Elkton commissioner Notes Impact Chrysler Development Will Have on Elkton

The News Journal published a column by the former president of the Cecil County Chamber of Commerce on Jan 3, 2010.  In the opinion piece, the author suggested the county will gain hundreds of residents from redevelopment of Chrysler, but the project wasn’t good news for Bainbridge.  Since Commissioner Jablonski cited this piece as a source of understanding the changes that may come this way and other local political bloggers have made remarks about it, we’ll link to the original article for readers. 


Wilmington News Journal, Jan 3, 2010

by Daniel Schneckenburger

It’s been one year since Chrysler announced it would shut down its Newark assembly plant. The loss of well-paying jobs in this region, and the lack of reasonable alternatives for those workers, really has taken a toll on the local economy. With over 200 of those workers residing in Maryland, my state has struggled with these job losses . . . 

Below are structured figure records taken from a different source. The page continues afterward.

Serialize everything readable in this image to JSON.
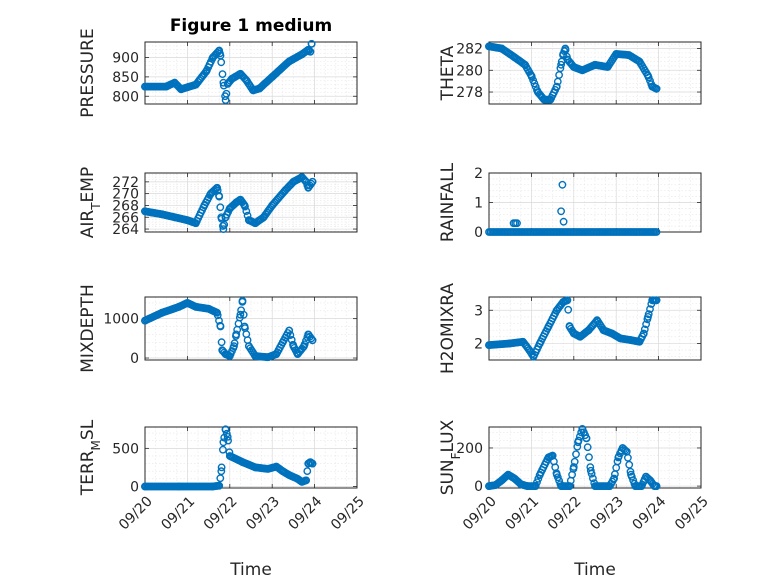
{
  "figure_title": "Figure 1 medium",
  "colors": {
    "marker": "#0072BD",
    "axis": "#262626",
    "grid": "#d9d9d9"
  },
  "x_tick_labels": [
    "09/20",
    "09/21",
    "09/22",
    "09/23",
    "09/24",
    "09/25"
  ],
  "xlabel": "Time",
  "chart_data": [
    {
      "type": "scatter",
      "ylabel": "PRESSURE",
      "ylabel_sub": "",
      "title": "Figure 1 medium",
      "xlim": [
        0,
        5
      ],
      "ylim": [
        780,
        940
      ],
      "yticks": [
        800,
        850,
        900
      ],
      "x_tick_labels": [
        "09/20",
        "09/21",
        "09/22",
        "09/23",
        "09/24",
        "09/25"
      ],
      "grid": true,
      "keys": [
        [
          0,
          825
        ],
        [
          0.5,
          825
        ],
        [
          0.7,
          835
        ],
        [
          0.85,
          818
        ],
        [
          1.2,
          830
        ],
        [
          1.45,
          865
        ],
        [
          1.6,
          900
        ],
        [
          1.75,
          918
        ],
        [
          1.78,
          905
        ],
        [
          1.85,
          835
        ],
        [
          1.9,
          790
        ],
        [
          1.95,
          832
        ],
        [
          2.05,
          845
        ],
        [
          2.25,
          858
        ],
        [
          2.4,
          840
        ],
        [
          2.55,
          815
        ],
        [
          2.7,
          820
        ],
        [
          3.0,
          850
        ],
        [
          3.4,
          890
        ],
        [
          3.7,
          908
        ],
        [
          3.85,
          920
        ],
        [
          3.9,
          915
        ],
        [
          3.93,
          935
        ]
      ]
    },
    {
      "type": "scatter",
      "ylabel": "THETA",
      "ylabel_sub": "",
      "xlim": [
        0,
        5
      ],
      "ylim": [
        276.9,
        282.6
      ],
      "yticks": [
        278,
        280,
        282
      ],
      "x_tick_labels": [
        "09/20",
        "09/21",
        "09/22",
        "09/23",
        "09/24",
        "09/25"
      ],
      "grid": true,
      "keys": [
        [
          0,
          282.2
        ],
        [
          0.3,
          282.0
        ],
        [
          0.6,
          281.2
        ],
        [
          0.85,
          280.5
        ],
        [
          1.0,
          279.5
        ],
        [
          1.15,
          278.0
        ],
        [
          1.3,
          277.3
        ],
        [
          1.45,
          277.3
        ],
        [
          1.6,
          278.5
        ],
        [
          1.7,
          280.5
        ],
        [
          1.75,
          281.5
        ],
        [
          1.8,
          282.0
        ],
        [
          1.85,
          281.0
        ],
        [
          2.0,
          280.3
        ],
        [
          2.2,
          280.0
        ],
        [
          2.5,
          280.5
        ],
        [
          2.8,
          280.3
        ],
        [
          3.0,
          281.5
        ],
        [
          3.3,
          281.4
        ],
        [
          3.55,
          280.8
        ],
        [
          3.75,
          279.5
        ],
        [
          3.85,
          278.5
        ],
        [
          3.95,
          278.3
        ]
      ]
    },
    {
      "type": "scatter",
      "ylabel": "AIR",
      "ylabel_sub": "T",
      "ylabel_tail": "EMP",
      "xlim": [
        0,
        5
      ],
      "ylim": [
        263.5,
        273.5
      ],
      "yticks": [
        264,
        266,
        268,
        270,
        272
      ],
      "x_tick_labels": [
        "09/20",
        "09/21",
        "09/22",
        "09/23",
        "09/24",
        "09/25"
      ],
      "grid": true,
      "keys": [
        [
          0,
          267.0
        ],
        [
          0.4,
          266.5
        ],
        [
          0.7,
          266.0
        ],
        [
          1.0,
          265.5
        ],
        [
          1.2,
          265.0
        ],
        [
          1.4,
          268.0
        ],
        [
          1.55,
          270.0
        ],
        [
          1.7,
          271.0
        ],
        [
          1.75,
          269.5
        ],
        [
          1.8,
          266.0
        ],
        [
          1.85,
          264.0
        ],
        [
          1.9,
          266.0
        ],
        [
          2.0,
          267.5
        ],
        [
          2.15,
          268.5
        ],
        [
          2.25,
          269.0
        ],
        [
          2.35,
          268.0
        ],
        [
          2.45,
          265.5
        ],
        [
          2.6,
          265.0
        ],
        [
          2.8,
          266.0
        ],
        [
          3.0,
          268.0
        ],
        [
          3.3,
          270.5
        ],
        [
          3.5,
          272.0
        ],
        [
          3.7,
          272.8
        ],
        [
          3.8,
          272.0
        ],
        [
          3.85,
          271.0
        ],
        [
          3.95,
          272.0
        ]
      ]
    },
    {
      "type": "scatter",
      "ylabel": "RAINFALL",
      "ylabel_sub": "",
      "xlim": [
        0,
        5
      ],
      "ylim": [
        0,
        2
      ],
      "yticks": [
        0,
        1,
        2
      ],
      "x_tick_labels": [
        "09/20",
        "09/21",
        "09/22",
        "09/23",
        "09/24",
        "09/25"
      ],
      "grid": true,
      "baseline_range": [
        0,
        3.95
      ],
      "spikes": [
        [
          0.58,
          0.3
        ],
        [
          0.62,
          0.3
        ],
        [
          0.66,
          0.3
        ],
        [
          1.7,
          0.7
        ],
        [
          1.73,
          1.6
        ],
        [
          1.76,
          0.35
        ]
      ]
    },
    {
      "type": "scatter",
      "ylabel": "MIXDEPTH",
      "ylabel_sub": "",
      "xlim": [
        0,
        5
      ],
      "ylim": [
        -50,
        1550
      ],
      "yticks": [
        0,
        1000
      ],
      "x_tick_labels": [
        "09/20",
        "09/21",
        "09/22",
        "09/23",
        "09/24",
        "09/25"
      ],
      "grid": true,
      "keys": [
        [
          0,
          950
        ],
        [
          0.4,
          1150
        ],
        [
          0.8,
          1300
        ],
        [
          1.0,
          1400
        ],
        [
          1.2,
          1300
        ],
        [
          1.5,
          1250
        ],
        [
          1.7,
          1150
        ],
        [
          1.78,
          800
        ],
        [
          1.82,
          200
        ],
        [
          1.9,
          100
        ],
        [
          2.0,
          50
        ],
        [
          2.1,
          300
        ],
        [
          2.15,
          600
        ],
        [
          2.25,
          1100
        ],
        [
          2.3,
          1450
        ],
        [
          2.35,
          800
        ],
        [
          2.45,
          300
        ],
        [
          2.6,
          50
        ],
        [
          2.9,
          20
        ],
        [
          3.1,
          100
        ],
        [
          3.25,
          400
        ],
        [
          3.4,
          700
        ],
        [
          3.5,
          300
        ],
        [
          3.6,
          100
        ],
        [
          3.75,
          300
        ],
        [
          3.85,
          600
        ],
        [
          3.95,
          450
        ]
      ]
    },
    {
      "type": "scatter",
      "ylabel": "H2OMIXRA",
      "ylabel_sub": "",
      "xlim": [
        0,
        5
      ],
      "ylim": [
        1.5,
        3.4
      ],
      "yticks": [
        2,
        3
      ],
      "x_tick_labels": [
        "09/20",
        "09/21",
        "09/22",
        "09/23",
        "09/24",
        "09/25"
      ],
      "grid": true,
      "keys": [
        [
          0,
          1.95
        ],
        [
          0.5,
          2.0
        ],
        [
          0.8,
          2.05
        ],
        [
          0.95,
          1.8
        ],
        [
          1.05,
          1.6
        ],
        [
          1.2,
          2.0
        ],
        [
          1.4,
          2.5
        ],
        [
          1.6,
          3.0
        ],
        [
          1.75,
          3.25
        ],
        [
          1.85,
          3.3
        ],
        [
          1.9,
          2.5
        ],
        [
          2.0,
          2.3
        ],
        [
          2.15,
          2.2
        ],
        [
          2.35,
          2.4
        ],
        [
          2.55,
          2.7
        ],
        [
          2.7,
          2.4
        ],
        [
          2.9,
          2.3
        ],
        [
          3.1,
          2.15
        ],
        [
          3.35,
          2.1
        ],
        [
          3.55,
          2.05
        ],
        [
          3.65,
          2.3
        ],
        [
          3.75,
          2.8
        ],
        [
          3.85,
          3.3
        ],
        [
          3.95,
          3.3
        ]
      ]
    },
    {
      "type": "scatter",
      "ylabel": "TERR",
      "ylabel_sub": "M",
      "ylabel_tail": "SL",
      "xlim": [
        0,
        5
      ],
      "ylim": [
        -20,
        780
      ],
      "yticks": [
        0,
        500
      ],
      "x_tick_labels": [
        "09/20",
        "09/21",
        "09/22",
        "09/23",
        "09/24",
        "09/25"
      ],
      "grid": true,
      "keys": [
        [
          0,
          0
        ],
        [
          0.8,
          0
        ],
        [
          1.6,
          0
        ],
        [
          1.75,
          10
        ],
        [
          1.8,
          200
        ],
        [
          1.85,
          580
        ],
        [
          1.9,
          750
        ],
        [
          1.95,
          650
        ],
        [
          2.0,
          400
        ],
        [
          2.3,
          320
        ],
        [
          2.6,
          250
        ],
        [
          2.9,
          230
        ],
        [
          3.1,
          260
        ],
        [
          3.25,
          200
        ],
        [
          3.4,
          150
        ],
        [
          3.6,
          100
        ],
        [
          3.7,
          60
        ],
        [
          3.8,
          80
        ],
        [
          3.85,
          300
        ],
        [
          3.9,
          320
        ],
        [
          3.95,
          300
        ]
      ]
    },
    {
      "type": "scatter",
      "ylabel": "SUN",
      "ylabel_sub": "F",
      "ylabel_tail": "LUX",
      "xlim": [
        0,
        5
      ],
      "ylim": [
        -10,
        310
      ],
      "yticks": [
        0,
        200
      ],
      "x_tick_labels": [
        "09/20",
        "09/21",
        "09/22",
        "09/23",
        "09/24",
        "09/25"
      ],
      "grid": true,
      "keys": [
        [
          0,
          0
        ],
        [
          0.15,
          5
        ],
        [
          0.3,
          30
        ],
        [
          0.45,
          60
        ],
        [
          0.6,
          40
        ],
        [
          0.75,
          10
        ],
        [
          0.9,
          0
        ],
        [
          1.1,
          0
        ],
        [
          1.2,
          60
        ],
        [
          1.4,
          150
        ],
        [
          1.5,
          160
        ],
        [
          1.6,
          60
        ],
        [
          1.7,
          0
        ],
        [
          1.9,
          0
        ],
        [
          2.0,
          100
        ],
        [
          2.1,
          230
        ],
        [
          2.2,
          300
        ],
        [
          2.3,
          250
        ],
        [
          2.4,
          80
        ],
        [
          2.5,
          0
        ],
        [
          2.85,
          0
        ],
        [
          2.95,
          40
        ],
        [
          3.05,
          150
        ],
        [
          3.15,
          200
        ],
        [
          3.25,
          180
        ],
        [
          3.35,
          60
        ],
        [
          3.45,
          0
        ],
        [
          3.6,
          0
        ],
        [
          3.7,
          50
        ],
        [
          3.8,
          30
        ],
        [
          3.9,
          0
        ],
        [
          3.95,
          0
        ]
      ]
    }
  ]
}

But with the recent acquisition of the former Chrysler facility by the University of Delaware, we can expect the impact on Maryland and Cecil County to be potentially far greater. . . .  The vision of several million square feet of technology incubator companies, aligned with the university’s growing research programs, and a possible new medical campus, will transform the area over the next 10 years.

Cecil County will gain hundreds of residents from this commercial development, possibly in areas closest to Newark, which has citizen groups resistant to expanded housing.  Cecil County’s Comprehensive Growth Plan was just overhauled over the past two years without a firm idea of how the re-development will affect the county. . . .

It will not be good news, however, for development of the former Navy property at Bainbridge in Port Deposit. Despite being just eight miles from APG, Bainbridge seems unable to compete with the advantage that the university research programs bring to this re-development.